Der Bauherr ist deshalb froh um das Land und den gewonnenen Platz. «Hätten wir das nicht bekommen, hätten wir die Firma zügeln müssen – und zwar weg von Gossau», sagt Aepli. Bevor sich die Möglichkeit zum Kauf der Sommerau bot, habe sich die Firmenleitung intensiv nach Standorten in anderen Kantonen umgesehen. So bleibt die Aepli Metallbau AG Gossau erhalten.

Nun will Roman Aepli auf die Tube drücken: «Wir wollen die neuen Hallen möglichst schnell realisieren.» Doch die einzelnen Planungsschritte bräuchten Zeit.

«Für einen Unternehmer geht ja immer alles zu langsam.»

Aepli windet der Gossauer Stadtverwaltung ein Kränzchen. «Die Stadt macht einen guten Job und ist sehr hilfreich im ganzen Planungsprozess.»

Gossauer Industrie und Gewerbe kommt zum Zug

Welche Firmen die restlichen Parzellen auf der Sommerau gekauft haben, ist noch nicht publik. Aepli lässt sich nicht in die Karten blicken. «Es sind zwei weitere Gossauer Betriebe darunter. Die restlichen Käufer haben ihren Sitz alle im Umkreis von maximal zehn Kilometern.»

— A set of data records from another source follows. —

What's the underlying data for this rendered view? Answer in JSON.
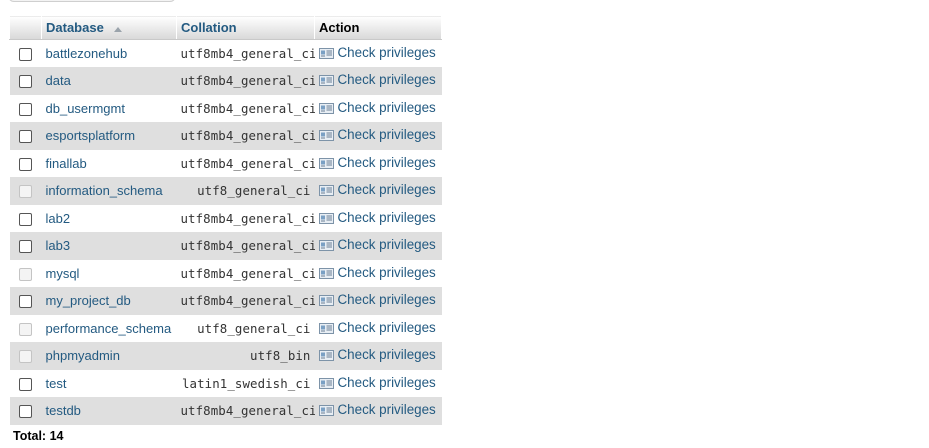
{
  "table": {
    "headers": {
      "database": "Database",
      "collation": "Collation",
      "action": "Action"
    },
    "rows": [
      {
        "name": "battlezonehub",
        "collation": "utf8mb4_general_ci",
        "action": "Check privileges",
        "checkbox_enabled": true
      },
      {
        "name": "data",
        "collation": "utf8mb4_general_ci",
        "action": "Check privileges",
        "checkbox_enabled": true
      },
      {
        "name": "db_usermgmt",
        "collation": "utf8mb4_general_ci",
        "action": "Check privileges",
        "checkbox_enabled": true
      },
      {
        "name": "esportsplatform",
        "collation": "utf8mb4_general_ci",
        "action": "Check privileges",
        "checkbox_enabled": true
      },
      {
        "name": "finallab",
        "collation": "utf8mb4_general_ci",
        "action": "Check privileges",
        "checkbox_enabled": true
      },
      {
        "name": "information_schema",
        "collation": "utf8_general_ci",
        "action": "Check privileges",
        "checkbox_enabled": false
      },
      {
        "name": "lab2",
        "collation": "utf8mb4_general_ci",
        "action": "Check privileges",
        "checkbox_enabled": true
      },
      {
        "name": "lab3",
        "collation": "utf8mb4_general_ci",
        "action": "Check privileges",
        "checkbox_enabled": true
      },
      {
        "name": "mysql",
        "collation": "utf8mb4_general_ci",
        "action": "Check privileges",
        "checkbox_enabled": false
      },
      {
        "name": "my_project_db",
        "collation": "utf8mb4_general_ci",
        "action": "Check privileges",
        "checkbox_enabled": true
      },
      {
        "name": "performance_schema",
        "collation": "utf8_general_ci",
        "action": "Check privileges",
        "checkbox_enabled": false
      },
      {
        "name": "phpmyadmin",
        "collation": "utf8_bin",
        "action": "Check privileges",
        "checkbox_enabled": false
      },
      {
        "name": "test",
        "collation": "latin1_swedish_ci",
        "action": "Check privileges",
        "checkbox_enabled": true
      },
      {
        "name": "testdb",
        "collation": "utf8mb4_general_ci",
        "action": "Check privileges",
        "checkbox_enabled": true
      }
    ]
  },
  "footer": {
    "total": "Total: 14"
  },
  "colors": {
    "link": "#235a81",
    "row_alt": "#dfdfdf"
  },
  "icons": {
    "sort": "sort-ascending-icon",
    "action": "check-privileges-icon"
  }
}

Probleme, die restlichen knapp 40000 Quadratmeter Bauland an den Mann zu bringen, hatte Aepli nicht. «Das ging relativ schnell», sagt er. Beim Landkauf habe er von der Migros auch eine Liste bekommen mit den Firmen, die schon lange ihren Bedarf angemeldet hatten. «Klar habe ich aus Fairnessgründen erst diese angefragt.»

Bis zum Spatenstich muss das Gebiet erst erschlossen werden. Der erste Schritt dazu soll gemäss Aepli im Herbst beginnen. Dann will das Bundesamt für Strassen (Astra) bei den Autobahneinfahrten Lichtsignalanlagen aufstellen. Aufgrund der häufigen Unfälle bei den zwei Einfahrten habe das Astra entschieden, die Zahl der Ampeln nochmals zu erhöhen.

Gegen Ende des Jahres oder Anfang 2021 soll das eigentliche Bauvorhaben starten. Der Überbauungsplan sieht erstens die Erschliessung für den motorisierten Verkehr über eine Stichstrasse, zweitens ein Wegnetz für den Langsamverkehr, drittens eine Brücke über die Bahnlinie und viertens einen Vernetzungskorridor für Amphibien vor.

Erst soll die Erschliessungsstrasse für das künftige Industrieareal gebaut werden. Diese wird später direkt zum neuen Firmenareal der Aepli Metallbau AG führen, biegt dann Richtung Süden ab und endet bei einem Wendeplatz. Gegen Osten wird das Gebiet mit Fuss- und Velowegen erschlossen. Ein Weg führt nach Süden über den Bahnübergang an die Bischofszellerstrasse und zur Bushaltestelle Watt. Richtung Norden, auf Höhe der ehemaligen Gärtnerei Küng, soll eine Brücke über die Bahnlinie Gossau–Weinfelden erstellt werden. Sie wird zur Bushaltestelle Langfeld führen. «Mit den Anwohnern neben der geplanten Überführung haben wir intensive Gespräche geführt», sagt Aepli.

Keine Notwendigkeit für Haltestelle

Am gleichen Ort ist in den Bauplänen ein separates Konzept für eine SBB-Haltestelle Sommerau inklusive Doppelspur vermerkt. Für Aepli steht der Bau in den Sternen. «Die Haltestelle ist für uns nicht wichtig. Denn mit zwei Bushaltestellen sind wir schon sehr komfortabel angebunden.»

In der Planung hat sich Aepli auch mit Pro Natura an einen Tisch gesetzt. Deren Anliegen war ein Vernetzungskorridor für Amphibien. Ein Grünstreifen entlang der Bahnlinie soll so das Eichenmoos mit dem Naturraum auf der Nordseite der Autobahn verbinden. Für den Fenngrabenbach wurde zudem ein Sondernutzungsplan erstellt.

Nun läuft das Mitwirkungsverfahren. Ein Auflageverfahren folgt. Den Spatenstich wird Roman Aepli indes nicht mehr als CEO der Metallbaufirma bestreiten. Denn Ende Jahr übergebe er die Geschäftsleitung an eine junge Generation.